Other standout films in my self-invented angst and anxiety category include Nicole Sellew’s “Isabel,” a series of monologues with a “Moonrise Kingdom” delivery and aesthetic, and Camila Vilaplana’s “Insomnia,” of which the name speaks for itself.

The animated works of the show are plentiful, and all of them are good. None of them commit particularly hard to providing a long cinematic experience, although some of them are shorter and sweeter than others, and the variety of animation styles ranging from claymation to computer generated make it difficult to pick a single favorite. I will admit that Austin Kimmell’s “Trapper Keeper” immediately tore a hole in my heart, if only for its painful representation of the exhaustion and routine of high school life. 

My personal favorite animated work, however, is Maddie Brewer’s “God of Chaos.” The short is a narratively complete cartoon that would not look out of place on Adult Swim.

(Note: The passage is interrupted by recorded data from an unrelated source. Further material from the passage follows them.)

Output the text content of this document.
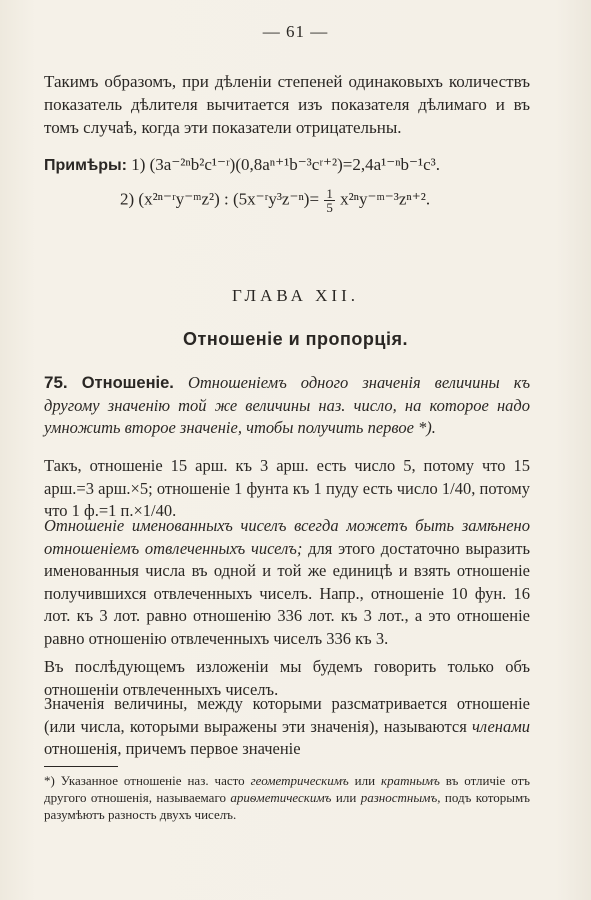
— 61 —
Такимъ образомъ, при дѣленіи степеней одинаковыхъ количествъ показатель дѣлителя вычитается изъ показателя дѣлимаго и въ томъ случаѣ, когда эти показатели отрицательны.
Примѣры: 1) (3a⁻²ⁿb²c¹⁻ʳ)(0,8aⁿ⁺¹b⁻³cʳ⁺²)=2,4a¹⁻ⁿb⁻¹c³.
2) (x²ⁿ⁻ʳy⁻ᵐz²) : (5x⁻ʳy³z⁻ⁿ)= $\frac{1}{5}$ x²ⁿy⁻ᵐ⁻³zⁿ⁺².
ГЛАВА XII.
Отношеніе и пропорція.
75. Отношеніе. Отношеніемъ одного значенія величины къ другому значенію той же величины наз. число, на которое надо умножить второе значеніе, чтобы получить первое *).
Такъ, отношеніе 15 арш. къ 3 арш. есть число 5, потому что 15 арш.=3 арш.×5; отношеніе 1 фунта къ 1 пуду есть число 1/40, потому что 1 ф.=1 п.×1/40.
Отношеніе именованныхъ чиселъ всегда можетъ быть замѣнено отношеніемъ отвлеченныхъ чиселъ; для этого достаточно выразить именованныя числа въ одной и той же единицѣ и взять отношеніе получившихся отвлеченныхъ чиселъ. Напр., отношеніе 10 фун. 16 лот. къ 3 лот. равно отношенію 336 лот. къ 3 лот., а это отношеніе равно отношенію отвлеченныхъ чиселъ 336 къ 3.
Въ послѣдующемъ изложеніи мы будемъ говорить только объ отношеніи отвлеченныхъ чиселъ.
Значенія величины, между которыми разсматривается отношеніе (или числа, которыми выражены эти значенія), называются членами отношенія, причемъ первое значеніе
*) Указанное отношеніе наз. часто геометрическимъ или кратнымъ въ отличіе отъ другого отношенія, называемаго ариѳметическимъ или разностнымъ, подъ которымъ разумѣютъ разность двухъ чиселъ.
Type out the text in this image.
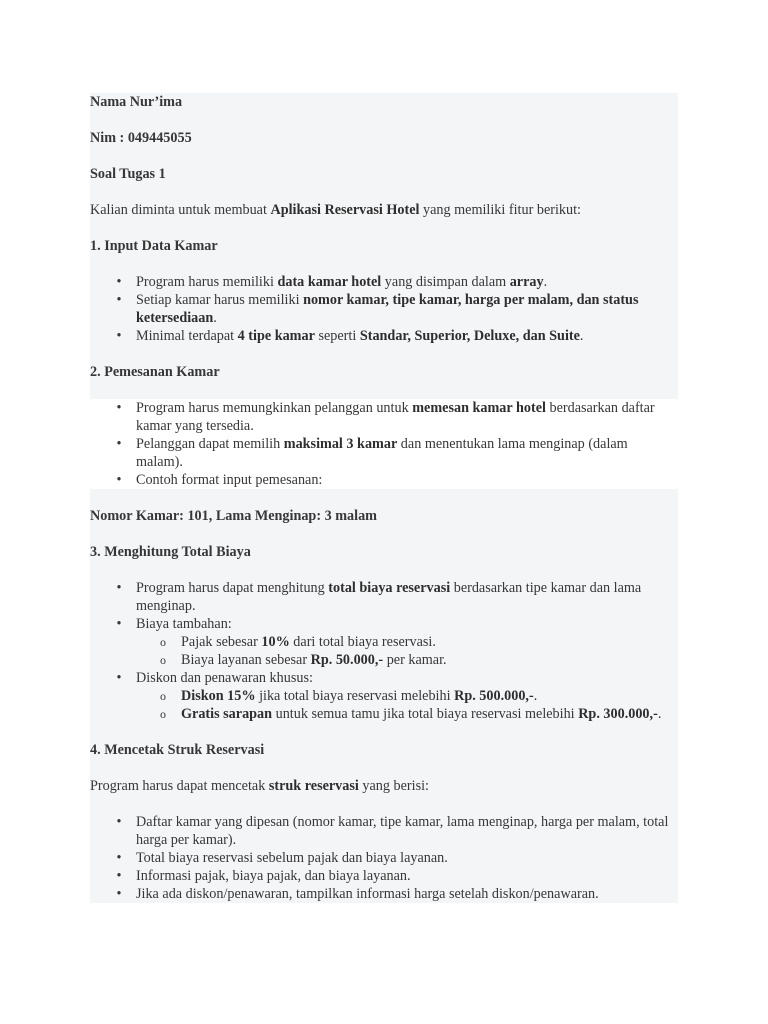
Nama Nur’ima

Nim : 049445055

Soal Tugas 1

Kalian diminta untuk membuat Aplikasi Reservasi Hotel yang memiliki fitur berikut:

1. Input Data Kamar

• Program harus memiliki data kamar hotel yang disimpan dalam array.
• Setiap kamar harus memiliki nomor kamar, tipe kamar, harga per malam, dan status ketersediaan.
• Minimal terdapat 4 tipe kamar seperti Standar, Superior, Deluxe, dan Suite.

2. Pemesanan Kamar

• Program harus memungkinkan pelanggan untuk memesan kamar hotel berdasarkan daftar kamar yang tersedia.
• Pelanggan dapat memilih maksimal 3 kamar dan menentukan lama menginap (dalam malam).
• Contoh format input pemesanan:

Nomor Kamar: 101, Lama Menginap: 3 malam

3. Menghitung Total Biaya

• Program harus dapat menghitung total biaya reservasi berdasarkan tipe kamar dan lama menginap.
• Biaya tambahan:
o Pajak sebesar 10% dari total biaya reservasi.
o Biaya layanan sebesar Rp. 50.000,- per kamar.
• Diskon dan penawaran khusus:
o Diskon 15% jika total biaya reservasi melebihi Rp. 500.000,-.
o Gratis sarapan untuk semua tamu jika total biaya reservasi melebihi Rp. 300.000,-.

4. Mencetak Struk Reservasi

Program harus dapat mencetak struk reservasi yang berisi:

• Daftar kamar yang dipesan (nomor kamar, tipe kamar, lama menginap, harga per malam, total harga per kamar).
• Total biaya reservasi sebelum pajak dan biaya layanan.
• Informasi pajak, biaya pajak, dan biaya layanan.
• Jika ada diskon/penawaran, tampilkan informasi harga setelah diskon/penawaran.
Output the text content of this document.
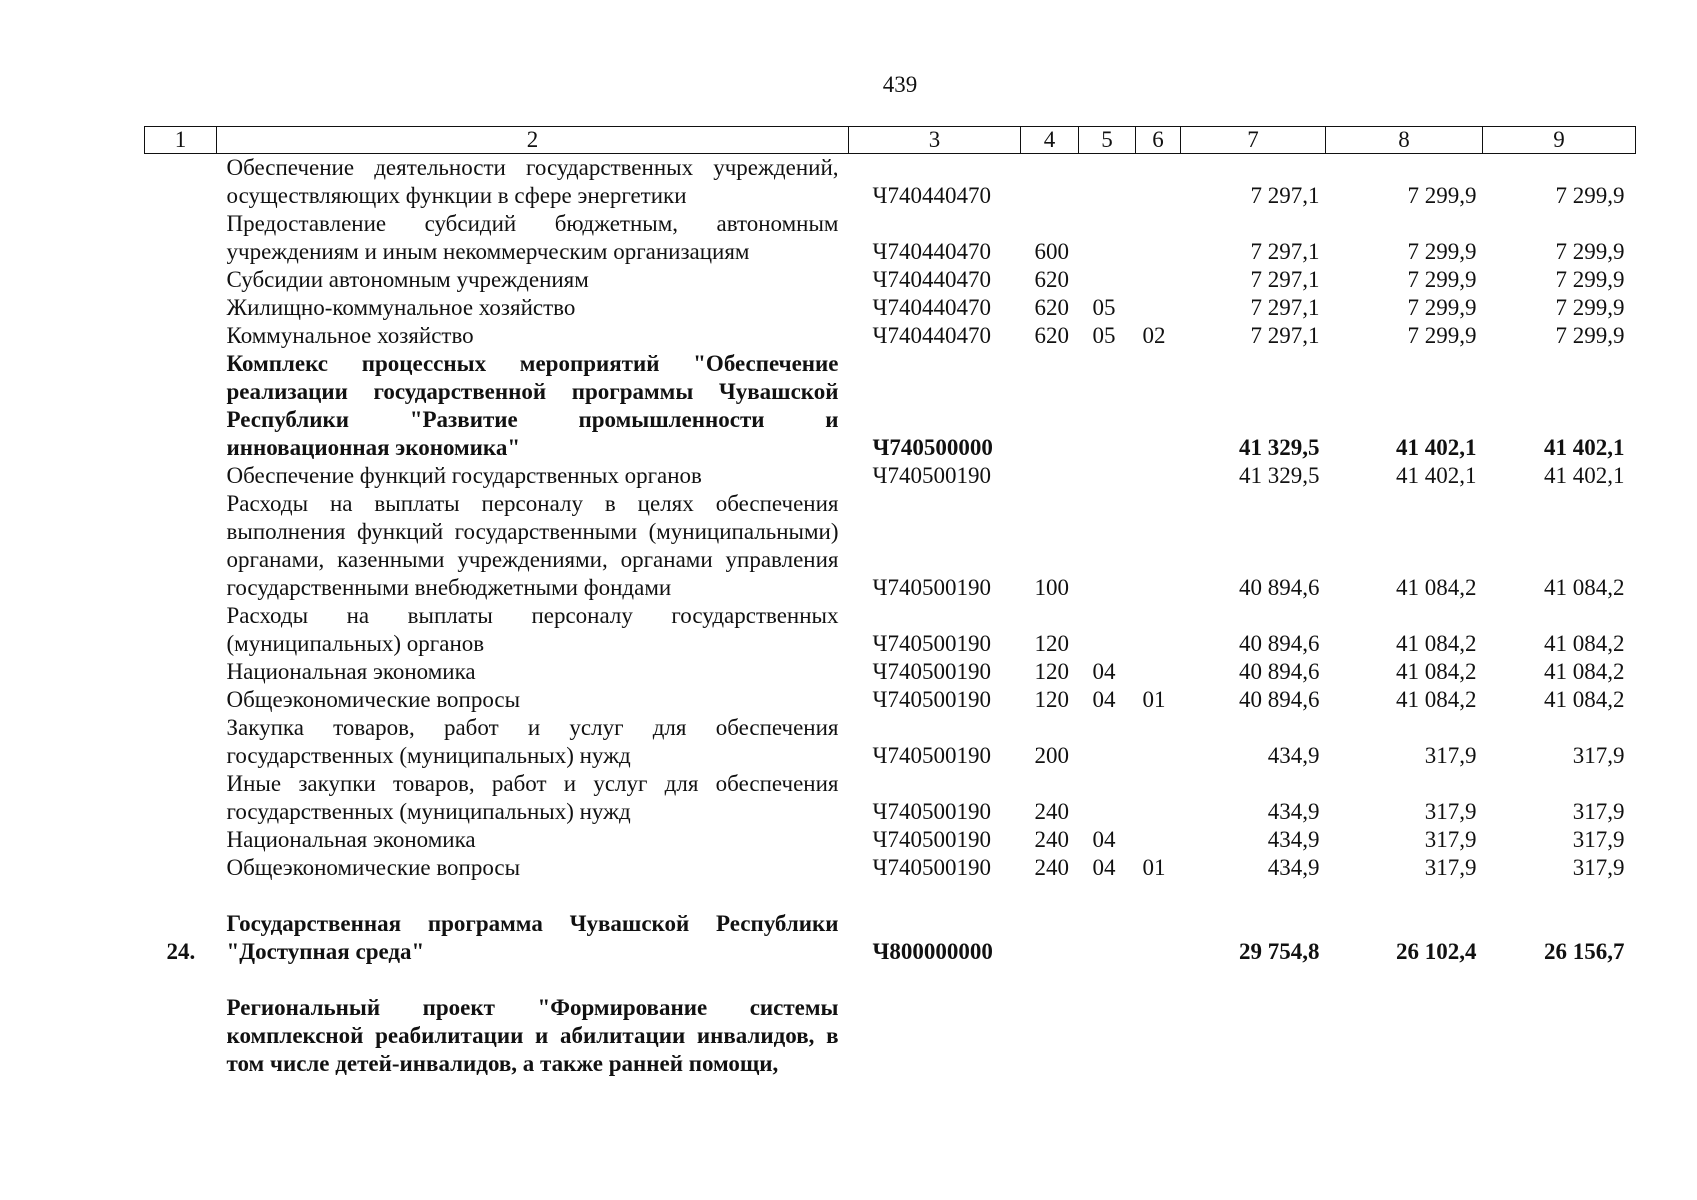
439
1	2	3	4	5	6	7	8	9
	Обеспечение деятельности государственных учреждений, осуществляющих функции в сфере энергетики	Ч740440470				7 297,1	7 299,9	7 299,9
	Предоставление субсидий бюджетным, автономным учреждениям и иным некоммерческим организациям	Ч740440470	600			7 297,1	7 299,9	7 299,9
	Субсидии автономным учреждениям	Ч740440470	620			7 297,1	7 299,9	7 299,9
	Жилищно-коммунальное хозяйство	Ч740440470	620	05		7 297,1	7 299,9	7 299,9
	Коммунальное хозяйство	Ч740440470	620	05	02	7 297,1	7 299,9	7 299,9
	Комплекс процессных мероприятий "Обеспечение реализации государственной программы Чувашской Республики "Развитие промышленности и инновационная экономика"	Ч740500000				41 329,5	41 402,1	41 402,1
	Обеспечение функций государственных органов	Ч740500190				41 329,5	41 402,1	41 402,1
	Расходы на выплаты персоналу в целях обеспечения выполнения функций государственными (муниципальными) органами, казенными учреждениями, органами управления государственными внебюджетными фондами	Ч740500190	100			40 894,6	41 084,2	41 084,2
	Расходы на выплаты персоналу государственных (муниципальных) органов	Ч740500190	120			40 894,6	41 084,2	41 084,2
	Национальная экономика	Ч740500190	120	04		40 894,6	41 084,2	41 084,2
	Общеэкономические вопросы	Ч740500190	120	04	01	40 894,6	41 084,2	41 084,2
	Закупка товаров, работ и услуг для обеспечения государственных (муниципальных) нужд	Ч740500190	200			434,9	317,9	317,9
	Иные закупки товаров, работ и услуг для обеспечения государственных (муниципальных) нужд	Ч740500190	240			434,9	317,9	317,9
	Национальная экономика	Ч740500190	240	04		434,9	317,9	317,9
	Общеэкономические вопросы	Ч740500190	240	04	01	434,9	317,9	317,9

24.	Государственная программа Чувашской Республики "Доступная среда"	Ч800000000				29 754,8	26 102,4	26 156,7

	Региональный проект "Формирование системы комплексной реабилитации и абилитации инвалидов, в том числе детей-инвалидов, а также ранней помощи,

Its hand drawn style is distinct (if somewhat unsettling), and movement is fluid and constant. Despite lacking any dialogue whatsoever, the animation succeeds in presenting a clear antagonist, a fun pair of protagonists and a suspenseful conclusion to tie the wacky thing together.

Finally, we have the big hitters-–the longer films that try to capture a truly cinematic experience. I will preface by saying that all of them are impressive. Student films, by virtue of budget, talent and equipment constraints, will almost always appear slightly mediocre, but the ambition of these particular submissions is backed by raw talent. Case in point: Timothy Amatulli’s “The Quiet Pain” actually made me forget that I was watching a student film, and I was sad when it ended so soon. It tells the familiar story of a woman discovering that her husband is cheating on her. With few words, it captures the anxious tension of a father-mother feud with a daughter caught between. Bubbling throughout the film’s conclusion is the quiet sadness of a wife that must reconcile that she is not as young and desired as she may have once been. 

Monica Liao Queliz’s “WOKE,” is an all too relevant butt-clencher. The plot and dialogue is obvious but nonetheless gripping as an Afro-Latina college freshman attempts to interface with her school’s white-dominated diversity club. After a cringe inducing round of racially charged banter, the camera dramatically pulls back to a stage as the protagonist delivers a speech about belonging and identity. In this day and age, it is pretty much required viewing.

If even a single of these films catches your attention, I recommend giving the show a shot. Both days of screening can be found on the Boston Student Film Festival Facebook page as well as the official website of the same name. Streaming a film festival is never as interesting as physically being there, but it cannot be helped. Going to an in-person screening of a student festival would be a blast, however, and we can only pray that the Boston Student Film Festival will outlive the pandemic. We are only students for so long—we must appreciate the experience while our youth lasts.